Simultaneously, Citi analyst Asiya Merchant also made adjustments to Dell Technologies' valuation. On the same day, Citi decreased its price target for Dell to $165 from $175, though it maintained a 'Buy' rating for the company. This modification was part of a broader review of targets within the technology hardware sector, specifically in preparation for their 2026 outlook. Citi's analysis posits that investments in hyperscaler data centers remain strong, fueling consistent demand for power solutions, storage, connectors, and fiber optics, which are key components of Dell's product offerings. Dell Technologies is a global provider of comprehensive and integrated solutions, products, and services, segmented into its Infrastructure Solutions Group and Client Solutions Group. While Dell's market presence is undeniable, some analysts suggest that other AI-focused stocks might offer greater upside potential with comparatively lower downside risks, especially those poised to benefit from Trump-era tariffs and the current trend of onshoring manufacturing.

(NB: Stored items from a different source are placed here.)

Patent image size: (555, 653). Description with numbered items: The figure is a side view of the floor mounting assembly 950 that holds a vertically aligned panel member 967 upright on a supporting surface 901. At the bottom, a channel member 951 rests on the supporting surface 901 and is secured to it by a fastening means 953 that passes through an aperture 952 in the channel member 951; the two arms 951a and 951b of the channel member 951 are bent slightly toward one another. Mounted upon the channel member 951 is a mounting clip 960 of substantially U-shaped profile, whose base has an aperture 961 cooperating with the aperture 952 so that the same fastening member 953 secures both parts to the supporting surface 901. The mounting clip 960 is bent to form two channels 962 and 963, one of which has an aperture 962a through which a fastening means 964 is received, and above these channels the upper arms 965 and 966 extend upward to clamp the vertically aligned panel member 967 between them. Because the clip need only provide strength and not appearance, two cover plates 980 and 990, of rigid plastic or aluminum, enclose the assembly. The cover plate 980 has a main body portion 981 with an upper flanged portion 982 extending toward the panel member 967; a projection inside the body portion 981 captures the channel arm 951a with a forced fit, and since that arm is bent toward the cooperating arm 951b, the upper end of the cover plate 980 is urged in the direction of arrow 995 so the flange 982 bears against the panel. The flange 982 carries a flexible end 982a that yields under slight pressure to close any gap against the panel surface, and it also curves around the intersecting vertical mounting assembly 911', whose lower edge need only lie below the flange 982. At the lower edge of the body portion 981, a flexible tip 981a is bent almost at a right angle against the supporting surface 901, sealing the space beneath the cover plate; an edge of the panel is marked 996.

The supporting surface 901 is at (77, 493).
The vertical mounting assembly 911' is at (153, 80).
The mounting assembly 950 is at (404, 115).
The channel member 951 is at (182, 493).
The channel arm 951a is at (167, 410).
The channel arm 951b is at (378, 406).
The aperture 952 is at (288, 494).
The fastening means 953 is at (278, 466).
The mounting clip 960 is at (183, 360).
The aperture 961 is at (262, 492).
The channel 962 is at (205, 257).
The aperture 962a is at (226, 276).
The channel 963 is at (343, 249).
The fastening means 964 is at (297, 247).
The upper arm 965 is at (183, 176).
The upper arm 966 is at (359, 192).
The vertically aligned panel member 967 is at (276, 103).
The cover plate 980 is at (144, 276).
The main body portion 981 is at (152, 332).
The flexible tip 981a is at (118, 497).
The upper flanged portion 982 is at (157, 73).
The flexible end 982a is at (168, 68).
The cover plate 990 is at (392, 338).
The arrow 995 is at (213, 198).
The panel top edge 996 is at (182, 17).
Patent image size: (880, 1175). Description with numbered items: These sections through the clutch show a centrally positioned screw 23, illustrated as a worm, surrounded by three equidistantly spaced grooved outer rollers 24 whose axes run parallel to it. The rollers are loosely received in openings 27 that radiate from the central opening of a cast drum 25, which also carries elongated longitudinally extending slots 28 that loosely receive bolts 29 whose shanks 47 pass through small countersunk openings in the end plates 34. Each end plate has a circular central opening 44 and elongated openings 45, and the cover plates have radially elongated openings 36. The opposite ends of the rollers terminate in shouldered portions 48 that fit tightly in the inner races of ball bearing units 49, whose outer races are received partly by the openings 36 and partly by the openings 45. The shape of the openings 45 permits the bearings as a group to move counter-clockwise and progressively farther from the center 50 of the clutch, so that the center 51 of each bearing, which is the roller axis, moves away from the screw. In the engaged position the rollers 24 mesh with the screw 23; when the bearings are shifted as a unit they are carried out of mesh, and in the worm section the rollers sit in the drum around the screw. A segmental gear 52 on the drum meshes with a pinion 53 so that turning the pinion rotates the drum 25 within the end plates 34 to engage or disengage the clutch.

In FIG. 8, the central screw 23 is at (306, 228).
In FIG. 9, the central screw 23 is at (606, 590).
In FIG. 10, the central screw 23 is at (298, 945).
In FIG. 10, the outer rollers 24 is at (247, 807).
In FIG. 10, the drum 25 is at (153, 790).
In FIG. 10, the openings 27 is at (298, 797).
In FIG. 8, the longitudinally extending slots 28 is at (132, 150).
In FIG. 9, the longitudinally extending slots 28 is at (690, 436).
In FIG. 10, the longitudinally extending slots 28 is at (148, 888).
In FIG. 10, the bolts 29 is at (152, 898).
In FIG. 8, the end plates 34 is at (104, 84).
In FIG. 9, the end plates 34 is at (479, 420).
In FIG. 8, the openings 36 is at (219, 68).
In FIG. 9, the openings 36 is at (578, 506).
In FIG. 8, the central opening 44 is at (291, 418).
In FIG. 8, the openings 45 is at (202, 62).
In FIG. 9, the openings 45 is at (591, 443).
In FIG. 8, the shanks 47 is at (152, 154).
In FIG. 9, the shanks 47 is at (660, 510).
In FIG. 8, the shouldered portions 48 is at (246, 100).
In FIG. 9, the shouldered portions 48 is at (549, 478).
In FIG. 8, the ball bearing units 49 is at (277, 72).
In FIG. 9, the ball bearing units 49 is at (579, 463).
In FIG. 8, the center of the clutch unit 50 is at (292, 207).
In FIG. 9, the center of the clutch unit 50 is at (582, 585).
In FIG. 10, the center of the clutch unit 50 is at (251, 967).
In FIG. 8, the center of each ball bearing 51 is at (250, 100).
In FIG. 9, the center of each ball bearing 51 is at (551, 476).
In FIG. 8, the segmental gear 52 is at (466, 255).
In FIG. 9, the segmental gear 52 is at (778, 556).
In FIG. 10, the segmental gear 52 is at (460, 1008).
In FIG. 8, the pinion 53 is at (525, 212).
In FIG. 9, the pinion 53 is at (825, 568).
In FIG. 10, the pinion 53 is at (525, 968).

The current landscape for Dell Technologies reflects a nuanced market sentiment. On one hand, the concerns raised by Morgan Stanley regarding hardware budget growth and inflationary pressures indicate a challenging environment for traditional tech hardware. This suggests that businesses might be tightening their belts on infrastructure investments, which could impact Dell's revenue streams. On the other hand, Citi's continued 'Buy' rating and emphasis on robust hyperscaler data center investments highlight a resilient segment within Dell's business model. The escalating demand for high-performance computing, driven by cloud adoption and AI applications, could provide a strong counterbalance to the broader hardware market slowdown. For investors, this dual perspective underscores the importance of carefully evaluating Dell's diversified offerings and its strategic positioning within both traditional and emerging technology sectors. The divergence in analyst opinions also signals a period where market participants will closely monitor economic indicators and technology spending trends to gauge Dell's future performance accurately.